Publication information
- Publisher: Marvel Comics
- First appearance: Uncanny X-Men #188 (December 1984)
- Created by: Chris Claremont John Romita Jr.

In-story information
- Species: Demon
- Notable aliases: The Great Trickster, Nazé
- Abilities: Superhuman strength, speed, stamina, and durability; Magic; Necromancy; Dimensional travel;

= Adversary (comics) =

The Adversary is a demonic supervillain appearing in American comic books published by Marvel Comics. The Adversary first appeared in Uncanny X-Men #188 (December 1984), and was created by Chris Claremont and John Romita Jr. The Adversary is a demon from another plane accidentally brought to Earth by Forge, and acts as an enemy to Forge and the X-Men. The demon is a key figure in the Fall of the Mutants storyline.
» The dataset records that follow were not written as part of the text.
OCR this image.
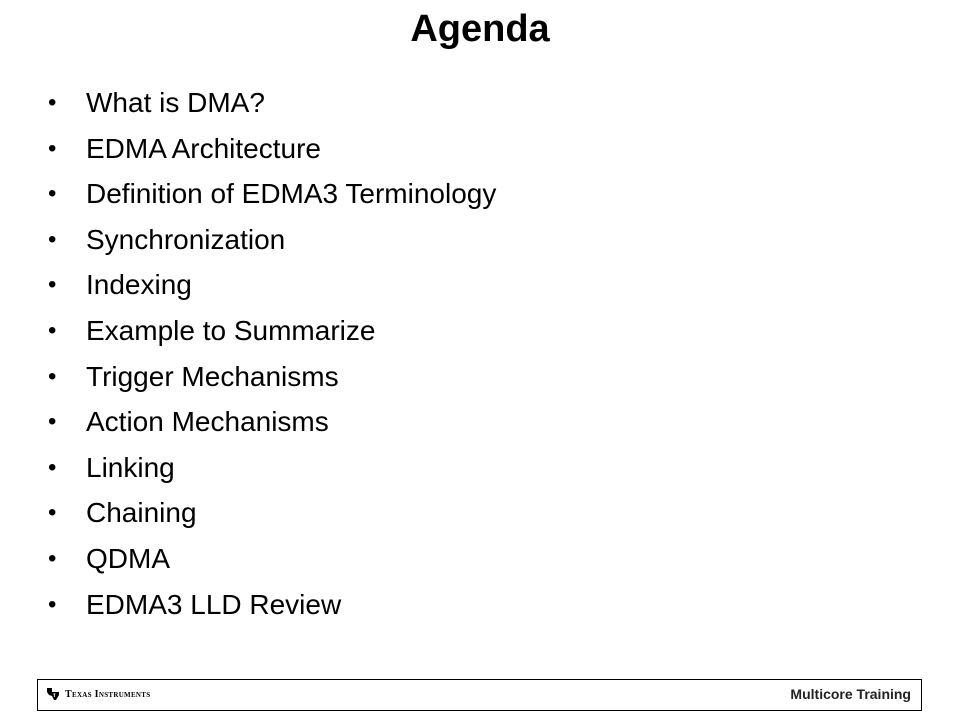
Agenda
• What is DMA?
• EDMA Architecture
• Definition of EDMA3 Terminology
• Synchronization
• Indexing
• Example to Summarize
• Trigger Mechanisms
• Action Mechanisms
• Linking
• Chaining
• QDMA
• EDMA3 LLD Review
Texas Instruments	Multicore Training
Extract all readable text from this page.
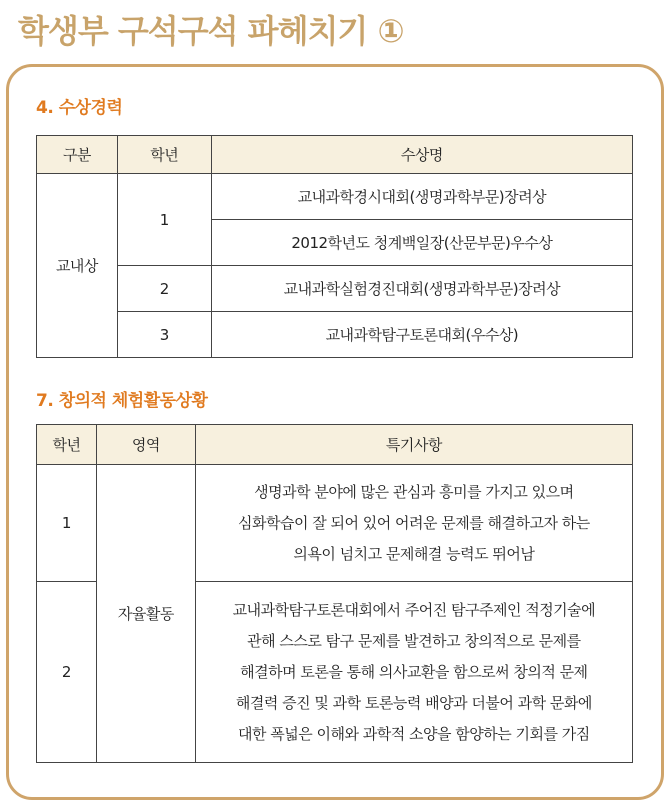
학생부 구석구석 파헤치기 ①
4. 수상경력
구분	학년	수상명
교내상	1	교내과학경시대회(생명과학부문)장려상
		2012학년도 청계백일장(산문부문)우수상
	2	교내과학실험경진대회(생명과학부문)장려상
	3	교내과학탐구토론대회(우수상)
7. 창의적 체험활동상황
학년	영역	특기사항
1	자율활동	생명과학 분야에 많은 관심과 흥미를 가지고 있으며
심화학습이 잘 되어 있어 어려운 문제를 해결하고자 하는
의욕이 넘치고 문제해결 능력도 뛰어남

2		교내과학탐구토론대회에서 주어진 탐구주제인 적정기술에
관해 스스로 탐구 문제를 발견하고 창의적으로 문제를
해결하며 토론을 통해 의사교환을 함으로써 창의적 문제
해결력 증진 및 과학 토론능력 배양과 더불어 과학 문화에
대한 폭넓은 이해와 과학적 소양을 함양하는 기회를 가짐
The Adversary appears in X-Men '97, voiced by Alison Sealy-Smith.

==Publication history==
The Adversary first appeared in Uncanny X-Men #188 (December 1984), and was created by Chris Claremont and John Romita Jr.

==Fictional character biography==
The Adversary is a demon who was initially summoned by the X-Men member Forge several decades ago and has since come back to antagonize the X-Men and threaten the world. During the Vietnam War, Forge saw his company killed by the North Vietnamese. Forge summoned the Adversary to destroy the attackers, but regained his senses and banished the demon. Nevertheless, the Adversary gained a foothold on Earth due to Forge's actions.

Years later, a Dire Wraith kills Forge's mentor Nazé and assumes his form and memories. The Nazé impostor summons the Adversary, only to be killed by him. The Adversary escapes the dimension to which he was bound, capturing Forge and his ally Storm and imprisoning them in Roma's stronghold.

The Adversary travels to Dallas, Texas and battles the combined forces of the X-Men and Freedom Force. The X-Men learn that the Adversary can only be banished by a spell that requires nine individuals to sacrifice themselves and agree to act as the sacrifices. The X-Men die, but are secretly resurrected by Roma.

The Adversary later returns to Earth, having been physically born, but is again banished by Forge.

In Fear Itself, Adversary attends the Devil's Advocacy to discuss the Serpent's actions on Earth.

The Adversary later possesses Forge, but is thwarted and trapped in a prison in Doctor Nemesis' subconsciousness.

==Powers and abilities==
The Adversary is a powerful demon of the highest order and possesses vast supernatural powers. He is virtually invulnerable to anything but the most powerful magic and iron. He has superhuman strength and endurance.

He can enter and leave different planes of existence and dimensions at will and has reality-warping powers. He can also summon demons and other supernatural creatures to do his bidding.

==In other media==
The Adversary appears in the X-Men '97 two-part episode "Lifedeath", voiced by Alison Sealy-Smith. This version is an owl-like demon who feeds on negative emotions.